The mountain dwarf Torthan of Clan Urtcheck, follower of Luc, dwarven hero of the Grand Duchy of Geoff, died at the hands of a vile undead shadow on Friday, Nov. 24, 2006. He was momentarily survived by himself, having risen from the grave as another of the undead creatures to threaten his fellow adventurers. They defeated him and his shadow progenitors, as well as the master they all served: the Mad Marquee of Sterich. His ashes remain lost to the world in the dungeons beneath the Marquee’s castle.
It was not the first time death touched him. During an earlier expedition to the Lair of the Eyebiter in Geoff, the barbaric bard fought and was killed by the evil followers of a rebel noble. His spirit could not be bound to the afterlife however, and he willingly allowed himself to be reincarnated by a druid. This resulted in his return to the land of the living in the form of a human.

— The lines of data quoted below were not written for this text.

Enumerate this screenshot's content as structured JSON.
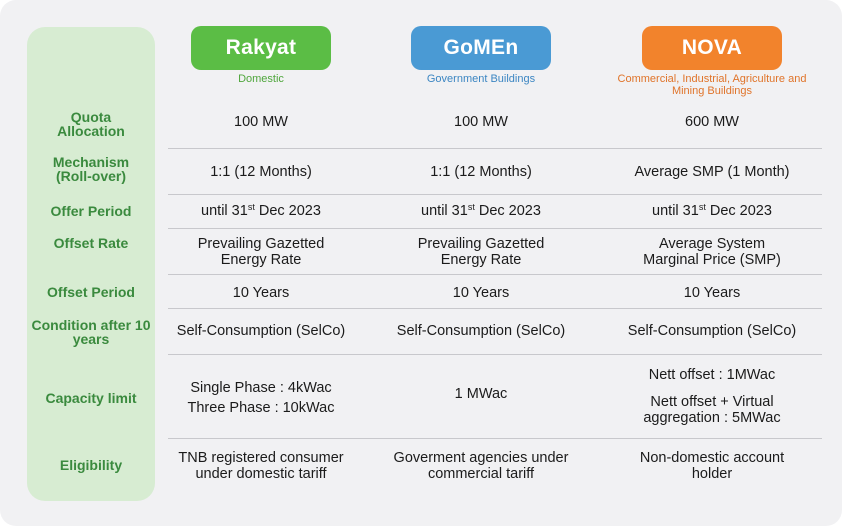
{
  "columns": [
    {
      "name": "Rakyat",
      "subtitle": "Domestic",
      "color": "#5bbd45"
    },
    {
      "name": "GoMEn",
      "subtitle": "Government Buildings",
      "color": "#4a9ad4"
    },
    {
      "name": "NOVA",
      "subtitle": "Commercial, Industrial, Agriculture and Mining Buildings",
      "color": "#f2832c"
    }
  ],
  "row_labels": {
    "quota": "Quota Allocation",
    "mechanism": "Mechanism (Roll-over)",
    "offer_period": "Offer Period",
    "offset_rate": "Offset Rate",
    "offset_period": "Offset Period",
    "condition": "Condition after 10 years",
    "capacity": "Capacity limit",
    "eligibility": "Eligibility"
  },
  "cells": {
    "quota": [
      "100 MW",
      "100 MW",
      "600 MW"
    ],
    "mechanism": [
      "1:1 (12 Months)",
      "1:1 (12 Months)",
      "Average SMP (1 Month)"
    ],
    "offer_period": {
      "prefix": "until 31",
      "sup": "st",
      "suffix": " Dec 2023"
    },
    "offset_rate": [
      "Prevailing Gazetted Energy Rate",
      "Prevailing Gazetted Energy Rate",
      "Average System Marginal Price (SMP)"
    ],
    "offset_period": [
      "10 Years",
      "10 Years",
      "10 Years"
    ],
    "condition": [
      "Self-Consumption (SelCo)",
      "Self-Consumption (SelCo)",
      "Self-Consumption (SelCo)"
    ],
    "capacity": {
      "rakyat_line1": "Single Phase : 4kWac",
      "rakyat_line2": "Three Phase : 10kWac",
      "gomen": "1 MWac",
      "nova_line1": "Nett offset : 1MWac",
      "nova_line2": "Nett offset + Virtual aggregation : 5MWac"
    },
    "eligibility": [
      "TNB registered consumer under domestic tariff",
      "Goverment agencies under commercial tariff",
      "Non-domestic account holder"
    ]
  }
}
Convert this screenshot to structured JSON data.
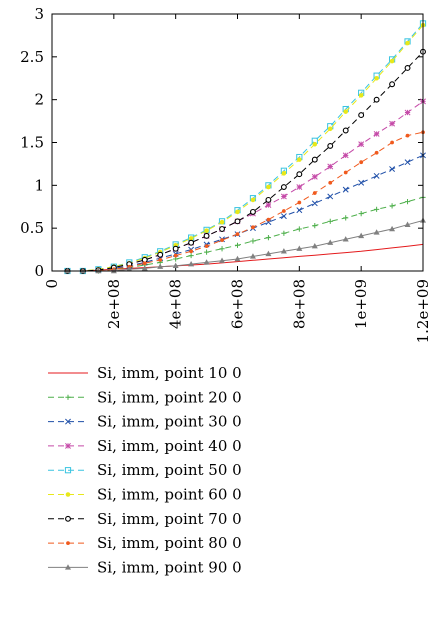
{
  "chart_data": {
    "type": "line",
    "title": "",
    "xlabel": "",
    "ylabel": "",
    "xlim": [
      0,
      1200000000
    ],
    "ylim": [
      0,
      3
    ],
    "grid": false,
    "legend_position": "below",
    "x_ticks": [
      {
        "value": 0,
        "label": "0"
      },
      {
        "value": 200000000,
        "label": "2e+08"
      },
      {
        "value": 400000000,
        "label": "4e+08"
      },
      {
        "value": 600000000,
        "label": "6e+08"
      },
      {
        "value": 800000000,
        "label": "8e+08"
      },
      {
        "value": 1000000000,
        "label": "1e+09"
      },
      {
        "value": 1200000000,
        "label": "1.2e+09"
      }
    ],
    "y_ticks": [
      {
        "value": 0,
        "label": "0"
      },
      {
        "value": 0.5,
        "label": "0.5"
      },
      {
        "value": 1,
        "label": "1"
      },
      {
        "value": 1.5,
        "label": "1.5"
      },
      {
        "value": 2,
        "label": "2"
      },
      {
        "value": 2.5,
        "label": "2.5"
      },
      {
        "value": 3,
        "label": "3"
      }
    ],
    "x": [
      50000000,
      100000000,
      150000000,
      200000000,
      250000000,
      300000000,
      350000000,
      400000000,
      450000000,
      500000000,
      550000000,
      600000000,
      650000000,
      700000000,
      750000000,
      800000000,
      850000000,
      900000000,
      950000000,
      1000000000,
      1050000000,
      1100000000,
      1150000000,
      1200000000
    ],
    "series": [
      {
        "name": "Si, imm, point 10 0",
        "color": "#e41a1c",
        "dash": "",
        "marker": "none",
        "values": [
          0.0,
          0.0,
          0.01,
          0.02,
          0.03,
          0.04,
          0.05,
          0.06,
          0.07,
          0.08,
          0.095,
          0.11,
          0.125,
          0.14,
          0.155,
          0.17,
          0.185,
          0.2,
          0.215,
          0.23,
          0.25,
          0.27,
          0.29,
          0.31
        ]
      },
      {
        "name": "Si, imm, point 20 0",
        "color": "#4daf4a",
        "dash": "6,4",
        "marker": "plus",
        "values": [
          0.0,
          0.0,
          0.0,
          0.02,
          0.04,
          0.07,
          0.1,
          0.14,
          0.18,
          0.22,
          0.26,
          0.3,
          0.35,
          0.39,
          0.44,
          0.49,
          0.53,
          0.58,
          0.62,
          0.67,
          0.72,
          0.76,
          0.81,
          0.86
        ]
      },
      {
        "name": "Si, imm, point 30 0",
        "color": "#1f4fa8",
        "dash": "6,4",
        "marker": "cross",
        "values": [
          0.0,
          0.0,
          0.01,
          0.03,
          0.06,
          0.1,
          0.15,
          0.2,
          0.25,
          0.31,
          0.37,
          0.43,
          0.5,
          0.57,
          0.64,
          0.71,
          0.79,
          0.87,
          0.95,
          1.03,
          1.11,
          1.19,
          1.27,
          1.35
        ]
      },
      {
        "name": "Si, imm, point 40 0",
        "color": "#c54aa8",
        "dash": "6,4",
        "marker": "star",
        "values": [
          0.0,
          0.0,
          0.01,
          0.04,
          0.08,
          0.13,
          0.19,
          0.26,
          0.33,
          0.41,
          0.49,
          0.58,
          0.67,
          0.77,
          0.87,
          0.98,
          1.1,
          1.22,
          1.35,
          1.48,
          1.6,
          1.72,
          1.85,
          1.98
        ]
      },
      {
        "name": "Si, imm, point 50 0",
        "color": "#39c4e0",
        "dash": "6,4",
        "marker": "square",
        "values": [
          0.0,
          0.0,
          0.02,
          0.05,
          0.1,
          0.16,
          0.23,
          0.31,
          0.39,
          0.48,
          0.58,
          0.71,
          0.85,
          1.0,
          1.17,
          1.33,
          1.52,
          1.69,
          1.89,
          2.08,
          2.28,
          2.47,
          2.68,
          2.89
        ]
      },
      {
        "name": "Si, imm, point 60 0",
        "color": "#e8e81a",
        "dash": "6,4",
        "marker": "circle",
        "values": [
          0.0,
          0.0,
          0.02,
          0.05,
          0.09,
          0.15,
          0.22,
          0.3,
          0.38,
          0.47,
          0.57,
          0.69,
          0.83,
          0.98,
          1.14,
          1.3,
          1.48,
          1.66,
          1.86,
          2.05,
          2.25,
          2.45,
          2.66,
          2.87
        ]
      },
      {
        "name": "Si, imm, point 70 0",
        "color": "#000000",
        "dash": "6,4",
        "marker": "ocircle",
        "values": [
          0.0,
          0.0,
          0.01,
          0.04,
          0.08,
          0.13,
          0.19,
          0.26,
          0.33,
          0.41,
          0.49,
          0.58,
          0.69,
          0.83,
          0.98,
          1.13,
          1.3,
          1.46,
          1.64,
          1.82,
          2.0,
          2.18,
          2.37,
          2.56
        ]
      },
      {
        "name": "Si, imm, point 80 0",
        "color": "#f05a1e",
        "dash": "6,4",
        "marker": "dot",
        "values": [
          0.0,
          0.0,
          0.0,
          0.02,
          0.05,
          0.09,
          0.13,
          0.18,
          0.23,
          0.29,
          0.36,
          0.43,
          0.51,
          0.6,
          0.7,
          0.8,
          0.91,
          1.03,
          1.15,
          1.27,
          1.38,
          1.5,
          1.58,
          1.62
        ]
      },
      {
        "name": "Si, imm, point 90 0",
        "color": "#808080",
        "dash": "",
        "marker": "triangle",
        "values": [
          0.0,
          0.0,
          0.0,
          0.0,
          0.02,
          0.03,
          0.05,
          0.06,
          0.08,
          0.1,
          0.12,
          0.14,
          0.17,
          0.2,
          0.23,
          0.26,
          0.29,
          0.33,
          0.37,
          0.41,
          0.45,
          0.49,
          0.54,
          0.59
        ]
      }
    ]
  }
}
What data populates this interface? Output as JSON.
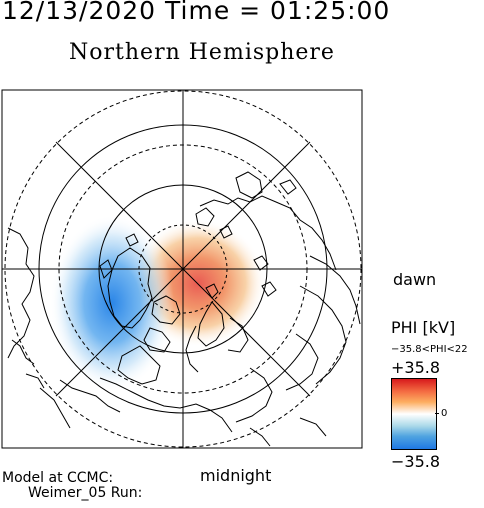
{
  "header": {
    "datetime": "12/13/2020 Time = 01:25:00"
  },
  "title": "Northern Hemisphere",
  "labels": {
    "dawn": "dawn",
    "midnight": "midnight",
    "model": "Model at CCMC:",
    "run": "Weimer_05 Run:"
  },
  "colorbar": {
    "quantity": "PHI [kV]",
    "range_text": "−35.8<PHI<22",
    "max_label": "+35.8",
    "min_label": "−35.8",
    "zero_label": "0",
    "colors": [
      "#d7191c",
      "#fdae61",
      "#ffffff",
      "#abd9e9",
      "#1f78e4"
    ]
  },
  "potential": {
    "max_kv": 35.8,
    "min_kv": -35.8
  }
}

Torthan was part of my gaming group’s grand experiment in alternative character creation for our Westmarks campaign. The campaign takes place in the aftermath of the Liberation of the Grand Duchy of Geoff from its giant overlords by a group of adventurers known as the Blackrazor Guild. Each character in the campaign was a follower of one of these adventurers, who had been rewarded for their service to the Duke with land and title. The twist was that each player’s character was created by someone else in the campaign.
Torthan was created with much min-maxing enthusiasm by my friend Bob. Eminently playable, Torthan was a war-drum playing 6th level bard with two levels of barbarian. He had an array of defensive spells, such as blur and invisibility that allowed him to close with his enemies, defensive options such as first and second level healing spells, and a few offensive spells like slow and blindness. Via his patron Luc, he had a variety of powerful magic items, including a shocking dwarven warhammer +2 and the excellent leather armor +2 silent, hammerblock. Topping it all off was the exceedingly useful “obscure lore” feat which granted him a near encyclopedic knowledge of ancient history and arcane secrets.
At first, I wasn’t sure if I’d like the character-swapping approach to the campaign, but Torthan grew on me once I figured how to take best advantage of his combat and bardic abilities, and latched onto his role as “keeper of dwarven lore”. He proved himself a competent fighter and survived more than a few brutal combats thanks to his raging ability.
In the end though, it wasn’t enough — his knowledge of the ancient ways and even his impressive armor could not defend him from the shadows of Istavan. The creatures’ life-draining touch siphoned the strength from his powerful frame, and ultimately caused him to collapse under the weight of his own arms and armor. He crawled away from the horrors, charging his touch with the divine energy of his ancestors. When one of the shadows closed for the kill, he lashed out and struck it with the positive energy. The charge dissipated, wounding the shadow badly, but not badly enough. The creature’s icy claws slashed at the bard, sapping the last of his strength and killing him. Twelve seconds later he rose again, a shadow of his former self … and a nightmare for his colleagues.